I received my chinchilla, Snowball, from a friend a little over a year ago. At that time he was already 8 years old; typically chinchillas live to 10 – 12 years. He was timid, shy, and scared of everything around him. He would sleep with his eyes half opened as a sign of protecting himself. Whenever we tried to pet him, he would run to hide in his timothy hay bungalow. We bought him a new 2 story cage with 2 separator levels which gave him a total of 4 levels to jump and prance around. He’s given plenty of hay, pellets, and water daily so he can become the happiest chinchilla he could be. Since the summer gets pretty hot where I live, we put ice around his cage and blow a fan so that he won’t get a heat stroke from the warm temperature. He grew to be a part of the family. Every one would say good morning to him when we walked down the stairs to the kitchen. When we walked up the stair back into our bedrooms, we would open up his cage and give him a good pet, sometimes giving him a scratch under the ear – where he liked it most.

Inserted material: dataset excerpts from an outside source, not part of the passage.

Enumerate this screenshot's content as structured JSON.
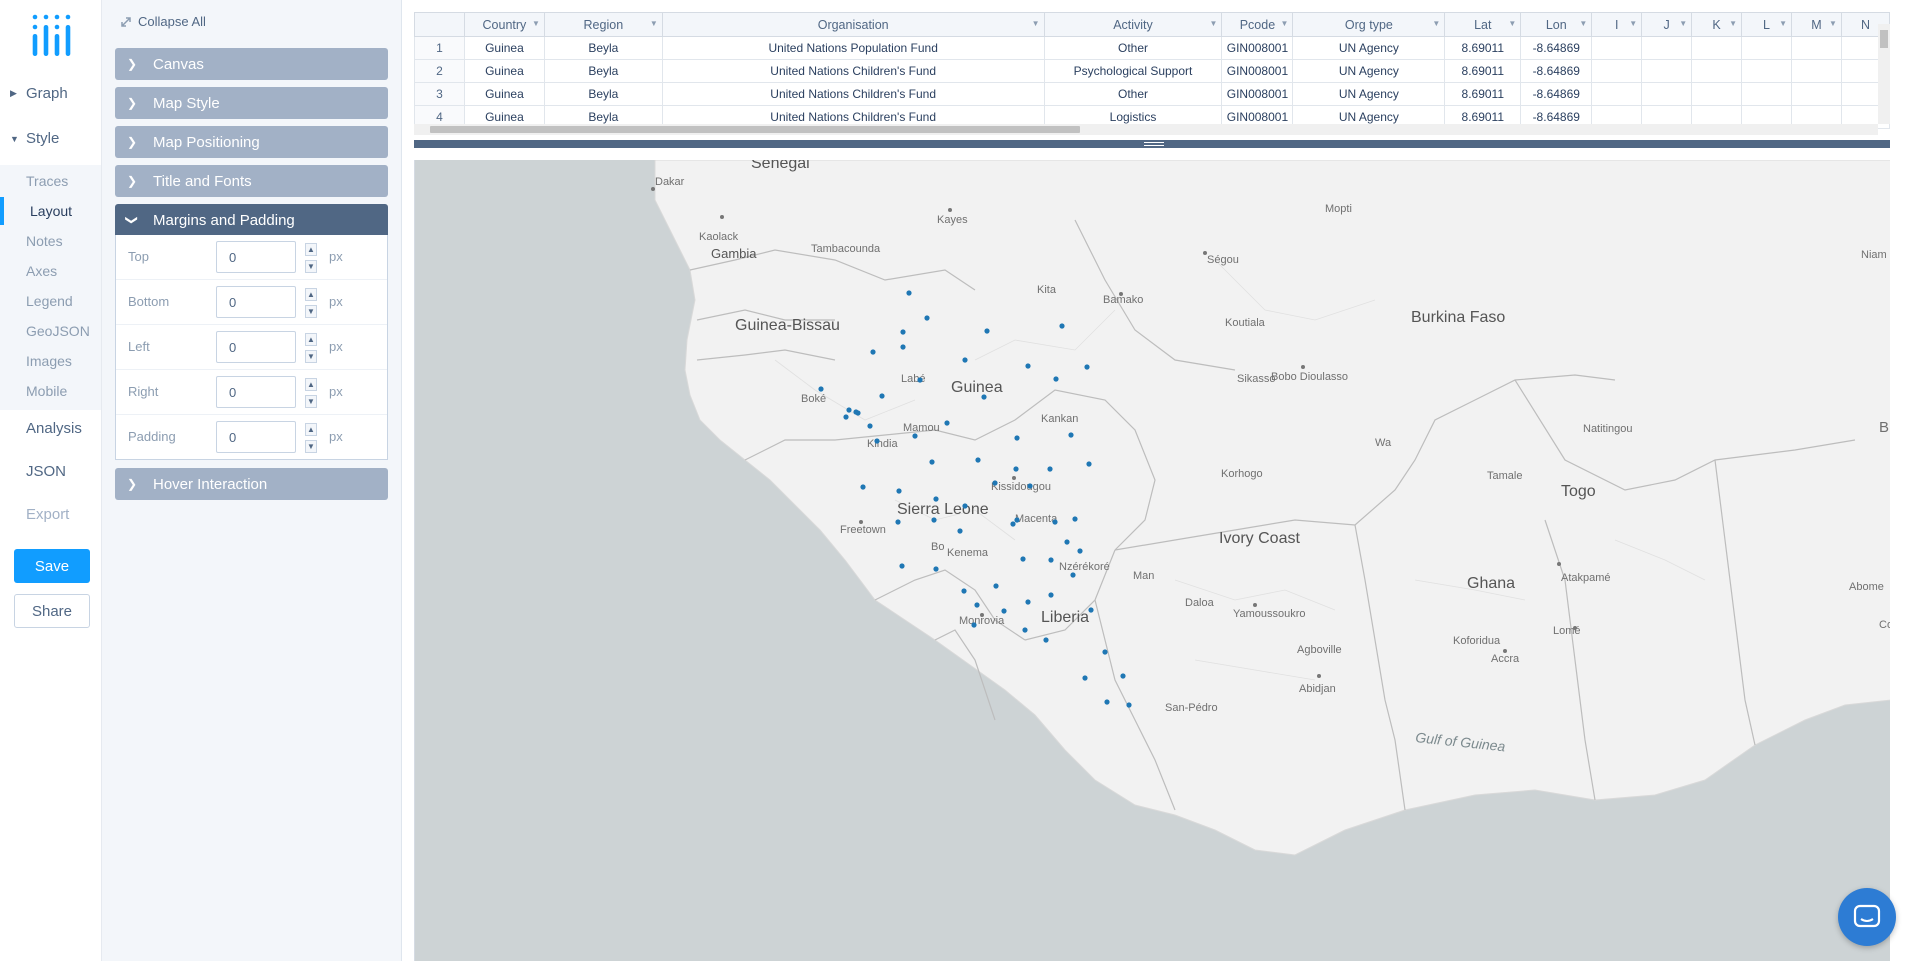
{
  "nav": {
    "graph_label": "Graph",
    "style_label": "Style",
    "style_items": [
      "Traces",
      "Layout",
      "Notes",
      "Axes",
      "Legend",
      "GeoJSON",
      "Images",
      "Mobile"
    ],
    "active_style_item": "Layout",
    "analysis_label": "Analysis",
    "json_label": "JSON",
    "export_label": "Export",
    "save_label": "Save",
    "share_label": "Share",
    "accent_color": "#119dff"
  },
  "panel": {
    "collapse_all_label": "Collapse All",
    "sections": [
      "Canvas",
      "Map Style",
      "Map Positioning",
      "Title and Fonts",
      "Margins and Padding",
      "Hover Interaction"
    ],
    "open_section": "Margins and Padding",
    "margins": {
      "rows": [
        {
          "label": "Top",
          "value": "0",
          "unit": "px"
        },
        {
          "label": "Bottom",
          "value": "0",
          "unit": "px"
        },
        {
          "label": "Left",
          "value": "0",
          "unit": "px"
        },
        {
          "label": "Right",
          "value": "0",
          "unit": "px"
        },
        {
          "label": "Padding",
          "value": "0",
          "unit": "px"
        }
      ]
    }
  },
  "grid": {
    "columns": [
      "Country",
      "Region",
      "Organisation",
      "Activity",
      "Pcode",
      "Org type",
      "Lat",
      "Lon",
      "I",
      "J",
      "K",
      "L",
      "M",
      "N"
    ],
    "rows": [
      {
        "n": "1",
        "cells": [
          "Guinea",
          "Beyla",
          "United Nations Population Fund",
          "Other",
          "GIN008001",
          "UN Agency",
          "8.69011",
          "-8.64869"
        ]
      },
      {
        "n": "2",
        "cells": [
          "Guinea",
          "Beyla",
          "United Nations Children's Fund",
          "Psychological Support",
          "GIN008001",
          "UN Agency",
          "8.69011",
          "-8.64869"
        ]
      },
      {
        "n": "3",
        "cells": [
          "Guinea",
          "Beyla",
          "United Nations Children's Fund",
          "Other",
          "GIN008001",
          "UN Agency",
          "8.69011",
          "-8.64869"
        ]
      },
      {
        "n": "4",
        "cells": [
          "Guinea",
          "Beyla",
          "United Nations Children's Fund",
          "Logistics",
          "GIN008001",
          "UN Agency",
          "8.69011",
          "-8.64869"
        ]
      }
    ]
  },
  "map": {
    "style": "light",
    "ocean_color": "#cdd3d5",
    "land_color": "#f2f2f2",
    "marker_color": "#1f77b4",
    "country_labels": [
      "Senegal",
      "Gambia",
      "Guinea-Bissau",
      "Guinea",
      "Sierra Leone",
      "Liberia",
      "Ivory Coast",
      "Burkina Faso",
      "Ghana",
      "Togo"
    ],
    "city_labels": [
      "Dakar",
      "Kaolack",
      "Tambacounda",
      "Kayes",
      "Ségou",
      "Mopti",
      "Niam",
      "Kita",
      "Bamako",
      "Koutiala",
      "Sikasso",
      "Bobo Dioulasso",
      "Natitingou",
      "B",
      "Boké",
      "Labé",
      "Mamou",
      "Kindia",
      "Kankan",
      "Kissidougou",
      "Freetown",
      "Bo",
      "Kenema",
      "Macenta",
      "Nzérékoré",
      "Man",
      "Korhogo",
      "Wa",
      "Tamale",
      "Daloa",
      "Yamoussoukro",
      "Monrovia",
      "Agboville",
      "Abidjan",
      "San-Pédro",
      "Koforidua",
      "Accra",
      "Lomé",
      "Atakpamé",
      "Abome",
      "Co"
    ],
    "sea_label": "Gulf of Guinea"
  }
}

Throughout this year, he became happier and gave us joy every day. He would sleep with his eyes fully closed and in various funny positions which included him being on his side with all 4 legs extended. He would want us to give him a pellet every day by hand before dumping the rest of the feedings into his food bowl.
But a couple weeks ago, he suddenly stopped eating. He also didn’t produce any feces either. Chinchillas produce feces every 1 to 2 minutes and will poop anywhere and everywhere. So obviously this was the first sign of illness. This concerned us as chinchilla’s health can deteriorate at a fast pace. After multiple trips to the vet, we finally diagnosed that he had G.I. stasis – when his gastrointestinal tracts don’t move and hence not allowing him to pass his food. He would be bloated and feel like he’s not hungry. X-rays showed that he had huge amounts of gas in his system – like all rodents- but his were more than usual. I asked the vet what may have caused this, and he said sometimes we will never find out. G.I. stasis also occurs in a lot of older chinchillas, and Snowball’s age is getting up there.

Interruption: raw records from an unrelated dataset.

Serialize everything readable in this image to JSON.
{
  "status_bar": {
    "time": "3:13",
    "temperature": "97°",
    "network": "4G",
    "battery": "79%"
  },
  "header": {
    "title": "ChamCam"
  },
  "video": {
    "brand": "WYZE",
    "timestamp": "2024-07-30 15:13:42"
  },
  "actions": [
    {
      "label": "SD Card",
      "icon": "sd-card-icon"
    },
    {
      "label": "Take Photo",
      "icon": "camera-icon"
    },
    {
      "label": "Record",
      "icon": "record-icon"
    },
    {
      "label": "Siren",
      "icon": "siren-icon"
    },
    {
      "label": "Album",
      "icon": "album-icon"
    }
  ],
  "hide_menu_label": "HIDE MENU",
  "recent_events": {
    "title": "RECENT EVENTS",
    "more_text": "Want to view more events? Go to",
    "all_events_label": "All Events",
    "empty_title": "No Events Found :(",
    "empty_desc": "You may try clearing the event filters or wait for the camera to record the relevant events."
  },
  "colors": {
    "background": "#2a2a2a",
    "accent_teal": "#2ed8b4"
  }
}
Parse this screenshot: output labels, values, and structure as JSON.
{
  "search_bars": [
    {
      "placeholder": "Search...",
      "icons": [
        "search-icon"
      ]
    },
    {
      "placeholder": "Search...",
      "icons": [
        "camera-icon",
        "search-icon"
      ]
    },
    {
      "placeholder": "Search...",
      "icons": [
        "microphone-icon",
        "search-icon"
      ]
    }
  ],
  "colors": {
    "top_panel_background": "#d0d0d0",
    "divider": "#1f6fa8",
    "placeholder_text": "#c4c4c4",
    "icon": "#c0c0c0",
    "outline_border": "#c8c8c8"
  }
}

Currently, he’s receiving medication from the vet once every couple days to try and get his intestinal tracks to begin moving again. I just wish he would be healthy again. Pets become a part of our lives and a part of our families. We may often take them for granted and think they’ll always be there, but they won’t. They have lifespans as well, and will one day leave us. They cannot advocate for themselves and it is up to us, their humans, to do so.
This experience makes me think about any relationship one may have. Whether you’re close friends, or acquaintances, anyone can one day leave you. Or, it could be the other way around and you leave them. If you cherish the relationship and the times, good and bad, you have, don’t be delayed to let them know. A small appreciative note, a card, or a simple hug can show your appreciation.
Snowball, I just wish for you to get better and be the happy, healthy, jumping chinchilla that you were a couple weeks ago. I pray that God will put his hand on you and heal you because I’m not quite done giving you belly rubs and ear scratches just yet.